高母眼中含泪:“那北地苦寒,你自幼长在京都,如何能适应?”
“县主为女子都能适应,儿子又怎会不适应呢?”
高父心中明白自己这个儿子,从来都是个固执的,他心意已决不会更改,只能应允。
倒是高家二郎,得知兄长要追随赵诗雯离去,颇有些诧异,过来同他说话。
“传闻安远县主心仪卫将军已久,还曾为他……此次县主留在北地,未必不是因为卫绍,兄长又何必一根筋。”
“我信任她。”高宇轩微微一笑,“她遇事不喜藏着掖着,若真的因为卫绍留下,她信中会坦诚告知,不会隐瞒。

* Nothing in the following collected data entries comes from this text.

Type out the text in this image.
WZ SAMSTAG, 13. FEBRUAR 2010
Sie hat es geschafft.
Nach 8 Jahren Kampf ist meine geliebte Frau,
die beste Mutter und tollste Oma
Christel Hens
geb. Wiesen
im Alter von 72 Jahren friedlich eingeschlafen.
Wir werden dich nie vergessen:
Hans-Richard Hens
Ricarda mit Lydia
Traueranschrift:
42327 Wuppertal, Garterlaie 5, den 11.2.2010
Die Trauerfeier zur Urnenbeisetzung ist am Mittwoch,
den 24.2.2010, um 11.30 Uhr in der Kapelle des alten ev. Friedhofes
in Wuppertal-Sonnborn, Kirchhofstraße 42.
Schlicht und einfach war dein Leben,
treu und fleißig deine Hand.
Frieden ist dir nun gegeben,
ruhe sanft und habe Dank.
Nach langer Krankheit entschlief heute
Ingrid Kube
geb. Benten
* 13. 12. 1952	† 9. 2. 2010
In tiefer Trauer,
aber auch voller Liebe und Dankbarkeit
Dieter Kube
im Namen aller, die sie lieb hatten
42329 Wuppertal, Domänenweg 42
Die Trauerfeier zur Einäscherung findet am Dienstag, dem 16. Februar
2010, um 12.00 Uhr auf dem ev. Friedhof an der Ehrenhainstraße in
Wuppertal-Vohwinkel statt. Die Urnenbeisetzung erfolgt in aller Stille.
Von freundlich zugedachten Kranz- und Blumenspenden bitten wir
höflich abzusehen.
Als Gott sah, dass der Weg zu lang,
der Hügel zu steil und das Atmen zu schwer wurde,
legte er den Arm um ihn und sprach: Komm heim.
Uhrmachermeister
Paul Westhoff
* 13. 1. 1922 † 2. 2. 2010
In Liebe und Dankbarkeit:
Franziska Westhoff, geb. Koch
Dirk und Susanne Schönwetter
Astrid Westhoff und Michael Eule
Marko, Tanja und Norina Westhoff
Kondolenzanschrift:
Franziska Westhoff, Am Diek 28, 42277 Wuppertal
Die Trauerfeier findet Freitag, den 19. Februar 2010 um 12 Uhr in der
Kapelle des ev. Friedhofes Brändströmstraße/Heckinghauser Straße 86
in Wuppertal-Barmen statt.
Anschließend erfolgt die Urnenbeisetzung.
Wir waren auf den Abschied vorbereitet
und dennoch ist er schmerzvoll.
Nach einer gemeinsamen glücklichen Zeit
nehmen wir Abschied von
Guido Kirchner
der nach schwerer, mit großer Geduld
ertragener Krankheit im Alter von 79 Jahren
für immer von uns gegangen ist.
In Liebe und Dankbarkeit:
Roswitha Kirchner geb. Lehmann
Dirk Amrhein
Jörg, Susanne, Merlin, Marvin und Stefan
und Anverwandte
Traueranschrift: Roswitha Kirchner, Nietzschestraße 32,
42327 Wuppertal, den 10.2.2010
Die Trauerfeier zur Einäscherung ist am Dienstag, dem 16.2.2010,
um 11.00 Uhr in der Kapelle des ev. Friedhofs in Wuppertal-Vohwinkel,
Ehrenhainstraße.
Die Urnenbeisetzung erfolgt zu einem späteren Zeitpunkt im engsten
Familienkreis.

”
“你就这般……”
高二郎想想,长兄因为先前的未婚妻,一直不肯再做亲,这般性情,大抵这一次也不肯轻言放弃。
他只说:“兄长想做什么,弟弟我愿意支持。不过请兄长记得,这里是您的家,若将来有什么事情,请了兄长只管回来。”
“好。”
高宇轩是跟着廖静一起去的北地,至于去了北地之后,与赵诗雯结为夫妻,二人举案齐眉,这些都是后话。
裴瀚渊也见到了数月未见的蔡令仪。
时至冬日,天寒地冻,蔡令仪依旧是从前的模样,眉眼间更多些了从容自若。